Спустя какое-то время в дверь несмело постучали:

- Эм… Шерлок? Извини, если разбудил, но к тебе… гость.

Голос Карлоса был неуверенным, отдавал фальшью и немного испугом. Он явно нервничал и беспокоился о чём-то. Триш с неохотой двинулась открывать, хотя принимать неожиданных визитёров противоречило здравому смыслу – в таком состоянии уж точно.

Но может быть, внешний вид и аура «не-в-настроении-жить» отпугнут внепланового посетителя?

Не удосужившись посмотреть на себя в зеркало, девушка медленно приоткрыла дверь и в апатичном взгляде на секунду промелькнуло удивление.

- Детектив? Какими судьбами? – равнодушно поинтересовалась она, не имея ни капли желания проявить интерес.

Даже Алауди, брови которого, вопреки всем законами физики и каменного выражения лица, выразительно приподнялись в изумлении, был поражён общим состоянием ведьмы. Что уж говорить о Карлосе, который просто онемел от ужаса, едва его взгляд упал на сгорбленную в унынии и усталости фигуру Холмс. Аллегро прямо сейчас бы свалился от самого настоящего потрясения, если бы внезапный, как июньский снег в Италии, гость не схватил его за шкирку.

- У меня есть к тебе небольшой разговор, - вернув свою изначальную невозмутимость, сухо оповестил колдунью хранитель. – Приведи себя в порядок и выходи на улицу.

- Сегодня не изволите жаждать моей смерти? Неужели на Рождество снег выпадет? – с пустым сарказмом бросила девушка, недовольная интонацией абсолютного повелителя вселенной и тем фактом, что её буквально насильно вытаскивали из дома в тот самый момент, когда настроение падало быстрее, чем самооценка у Пьеро из «Буратино».

- Твой сарказм не уместен.

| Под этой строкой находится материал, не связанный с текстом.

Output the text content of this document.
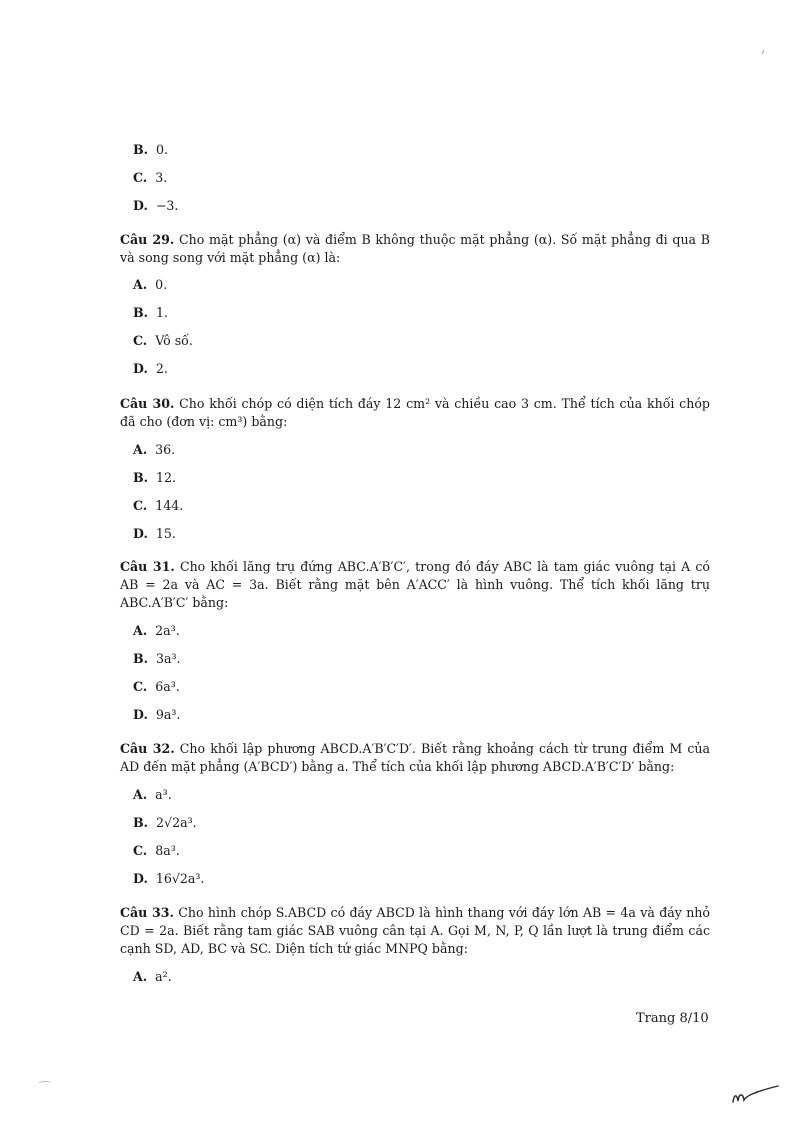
B. 0.
C. 3.
D. −3.
Câu 29. Cho mặt phẳng (α) và điểm B không thuộc mặt phẳng (α). Số mặt phẳng đi qua B và song song với mặt phẳng (α) là:
A. 0.
B. 1.
C. Vô số.
D. 2.
Câu 30. Cho khối chóp có diện tích đáy 12 cm² và chiều cao 3 cm. Thể tích của khối chóp đã cho (đơn vị: cm³) bằng:
A. 36.
B. 12.
C. 144.
D. 15.
Câu 31. Cho khối lăng trụ đứng ABC.A′B′C′, trong đó đáy ABC là tam giác vuông tại A có AB = 2a và AC = 3a. Biết rằng mặt bên A′ACC′ là hình vuông. Thể tích khối lăng trụ ABC.A′B′C′ bằng:
A. 2a³.
B. 3a³.
C. 6a³.
D. 9a³.
Câu 32. Cho khối lập phương ABCD.A′B′C′D′. Biết rằng khoảng cách từ trung điểm M của AD đến mặt phẳng (A′BCD′) bằng a. Thể tích của khối lập phương ABCD.A′B′C′D′ bằng:
A. a³.
B. 2√2a³.
C. 8a³.
D. 16√2a³.
Câu 33. Cho hình chóp S.ABCD có đáy ABCD là hình thang với đáy lớn AB = 4a và đáy nhỏ CD = 2a. Biết rằng tam giác SAB vuông cân tại A. Gọi M, N, P, Q lần lượt là trung điểm các cạnh SD, AD, BC và SC. Diện tích tứ giác MNPQ bằng:
A. a².
Trang 8/10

Я пришёл не словесную дуэль устраивать, а поговорить, - в кой-то веки без настроя на ожесточённую борьбу произнёс Алауди и, развернувшись лицом к выходу, бросил через плечо: - Я буду ждать на улице. Если не выйдешь через десять минут – выволоку в наручниках.

И полностью игнорируя присутствие Карлоса, гордо удалился.

Но естественно, что в данный им срок уложиться не удалось. Триш ежедневно тратила не меньше часа на то, чтобы собраться, поэтому десяти минут хватило лишь на то, чтобы умыться, да причесать воронье гнездо на голове.